Demonstration of university students

Colombian student's demonstration

On October 10, 2018, a large student demonstration took place in many parts of the country. A student's manifestation that was not seen for 7 years, and although its demands were on this occasion similar to the ones they had in 2011, this demonstration was different. After the Peace Agreements were signed, with a change of government and a budget for militarization promoted by the latter in terms of "security budget", the students asked not only for a bigger budget for public higher education but also were critical to these new pretensions of continuing with war and to the increase of the militarization on the part of the government and its ministries: "Budget for education, no more arms or money for repression" said the Colombian students in this manifestation.

BUDGET FOR WAR

In 2017, Colombia spent more than 9 million dollars on the military budget (defence, weapons and support of troops) becoming the second in South America with this high expenditure after Brazil[1]. In the four years that the negotiation between the government and the armed group FARC lasted, even though there was a decrease of 98% in the armed actions, the military expenditure increased, according to the figures of the Stockholm International Peace Research Institute - SIPRI, to 43.258 million dollars[2].

Army Forces in Colombia

In 2018, after a month of possession of the new Minister of Defense, a budget for the defense sector of 1.1 million Colombian pesos was requested to the economic commissions of the Congress of the Republic, justified in a need to face the technological advances in a better way and to continue guaranteeing throughout the territory the defense "of life, honor and property of citizens." Some "tasks" that require the strengthening of the Armed Forces because, although the FARC no longer operate in the territories, it is possible that other threats may resurface or develop, said the Ministry. Similarly, it was argued that the increase in military investment during the process of the peace agreements and after the signing was because after the FARC left the territories it was necessary to return troops to these places where the Armed Forces had been absent, requiring a significant logistical expense.
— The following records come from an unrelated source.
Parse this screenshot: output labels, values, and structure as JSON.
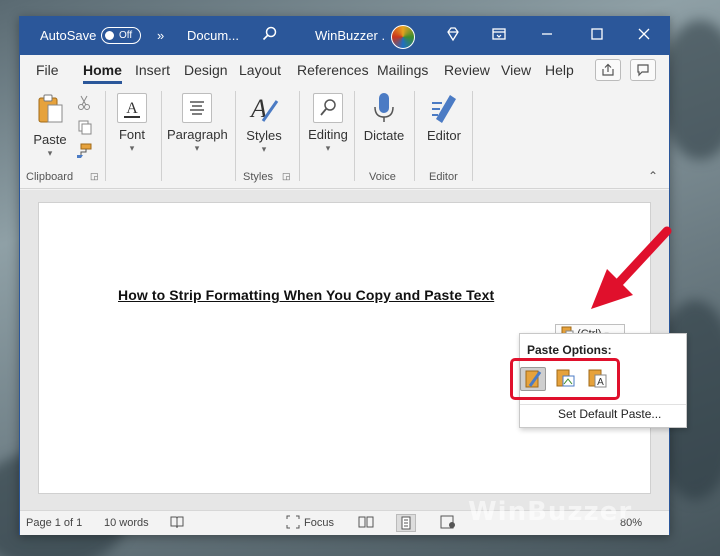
{
  "titlebar": {
    "autosave_label": "AutoSave",
    "autosave_state": "Off",
    "more_glyph": "»",
    "doc_name": "Docum...",
    "account_name": "WinBuzzer .",
    "accent_color": "#2b579a"
  },
  "tabs": [
    "File",
    "Home",
    "Insert",
    "Design",
    "Layout",
    "References",
    "Mailings",
    "Review",
    "View",
    "Help"
  ],
  "active_tab": "Home",
  "ribbon": {
    "clipboard": {
      "paste_label": "Paste",
      "group_label": "Clipboard"
    },
    "font": {
      "label": "Font"
    },
    "paragraph": {
      "label": "Paragraph"
    },
    "styles": {
      "label": "Styles",
      "group_label": "Styles"
    },
    "editing": {
      "label": "Editing"
    },
    "voice": {
      "label": "Dictate",
      "group_label": "Voice"
    },
    "editor": {
      "label": "Editor",
      "group_label": "Editor"
    }
  },
  "document": {
    "heading": "How to Strip Formatting When You Copy and Paste Text",
    "ctrl_label": "(Ctrl)"
  },
  "paste_popup": {
    "title": "Paste Options:",
    "options": [
      "keep-source-formatting-icon",
      "merge-formatting-icon",
      "keep-text-only-icon"
    ],
    "selected_index": 0,
    "set_default": "Set Default Paste..."
  },
  "statusbar": {
    "page": "Page 1 of 1",
    "words": "10 words",
    "focus": "Focus",
    "zoom": "80%"
  },
  "watermark": "WinBuzzer",
  "highlight_color": "#e0102c"
}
Now, the new government of Colombia projected a General Budget of the Nation for a total of $ 258.99 billion Colombian pesos, of which the external debt would take $ 66.4 billion, education $ 38.7 billion, the Defense and Police sector $ 33, 6 billion and the health sector $ 28.48 billion.[3]

Looking at these figures we can see that a larger budget for Education is projected compared to the Defense and Police one. However, what cannot be appreciated in this figure is that public education has been underfunded for many years and, although the budget for education, in general, has been increasing, a large part of it has been directed to private funds and to projects that benefit private higher education institutions. What we must look at then is that military spending remains particularly high two years after the agreements were signed. It seems that the presence of the Armed Forces throughout the territory is still fundamental, as well as the investment in weapons and new technologies, making it impossible to speak of Colombia as a country that put an end to the war: the militarization of the territories remains and that is reflected in the high budgets that are still contemplated for the defence sector. It doesn't seem to be among the plans for the next four years a different use of resources, aimed to the application of agreements, public education, rural development of the country or improvement in the health system.